Personal information
- Height: 5 ft 8 in (1.73 m)
- Position: Defender

College career
- Years: Team / Apps / (Gls)
- 1988–1989: Warner Pacific Knights
- 1990–1991: Oregon State Beavers

Senior career*
- Years: Team / Apps / (Gls)
- 1988–1989: Portland Timbers
- 1992: Portland Mailing (indoor)

Managerial career
- 1995–2010: FC Portland Academy
- 1999–2002: Barlow Bruins
- 2004–2010: Central Catholic Rams
- 2011–2018: Western Oregon Wolves (women)
- 2019–: West Linn Lions

= Steve Ancheta =

American soccer defender

Steve Ancheta is a former U.S. soccer defender who played two seasons in the Western Soccer Alliance. Ancheta is currently the head girls coach at Portland Christian High School.

==Player==
Ancheta graduated from Reynolds High School.
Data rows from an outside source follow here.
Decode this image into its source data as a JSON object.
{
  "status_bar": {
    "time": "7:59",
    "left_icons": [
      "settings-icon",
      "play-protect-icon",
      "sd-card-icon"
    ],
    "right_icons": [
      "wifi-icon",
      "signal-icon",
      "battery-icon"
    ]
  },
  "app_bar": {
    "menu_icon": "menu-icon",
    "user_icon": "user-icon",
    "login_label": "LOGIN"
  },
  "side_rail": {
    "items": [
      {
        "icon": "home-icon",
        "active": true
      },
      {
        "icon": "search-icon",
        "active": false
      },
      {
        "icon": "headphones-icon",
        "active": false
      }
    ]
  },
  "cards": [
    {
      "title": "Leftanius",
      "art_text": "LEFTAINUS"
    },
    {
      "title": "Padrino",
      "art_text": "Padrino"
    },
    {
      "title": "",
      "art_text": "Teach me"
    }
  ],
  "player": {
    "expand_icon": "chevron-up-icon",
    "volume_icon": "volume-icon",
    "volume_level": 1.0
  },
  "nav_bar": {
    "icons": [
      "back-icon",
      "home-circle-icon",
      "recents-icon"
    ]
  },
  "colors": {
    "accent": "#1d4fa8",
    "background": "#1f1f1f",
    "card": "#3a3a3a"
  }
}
He then attended Warner Pacific College, playing on the men's soccer team in 1988 and 1989. He then transferred to Oregon State University for the 1990 and 1991 season. In 1988, he played as an amateur with the semi-professional F.C. Portland of the Western Soccer Alliance. In 1989, Art Dixon, owner of the original Portland Timbers, purchased F.C. Portland and renamed it the Timbers. Ancheta played the 1989 season with the renamed Timbers. In 1992, he played for Portland Mailing, an amateur indoor team coached by John Bain.

==Coach==
Ancheta has spent the years since retiring as a player coaching on the youth level. In 1995, he was hired as a staff coach with the F.C. Portland Academy. In 1999, he was hired by Sam Barlow High School as the boys soccer coach. In 2002, he left Barlow and in 2004 moved to Central Catholic High School. In 2007, he took his team to the Oregon 6A high school soccer championship, winning Coach of the Year honors as well. He was also on the staff of the F.C. Portland youth club during his time in Portland.

In July 2019, Ancheta joined West Linn High School as boys' head coach.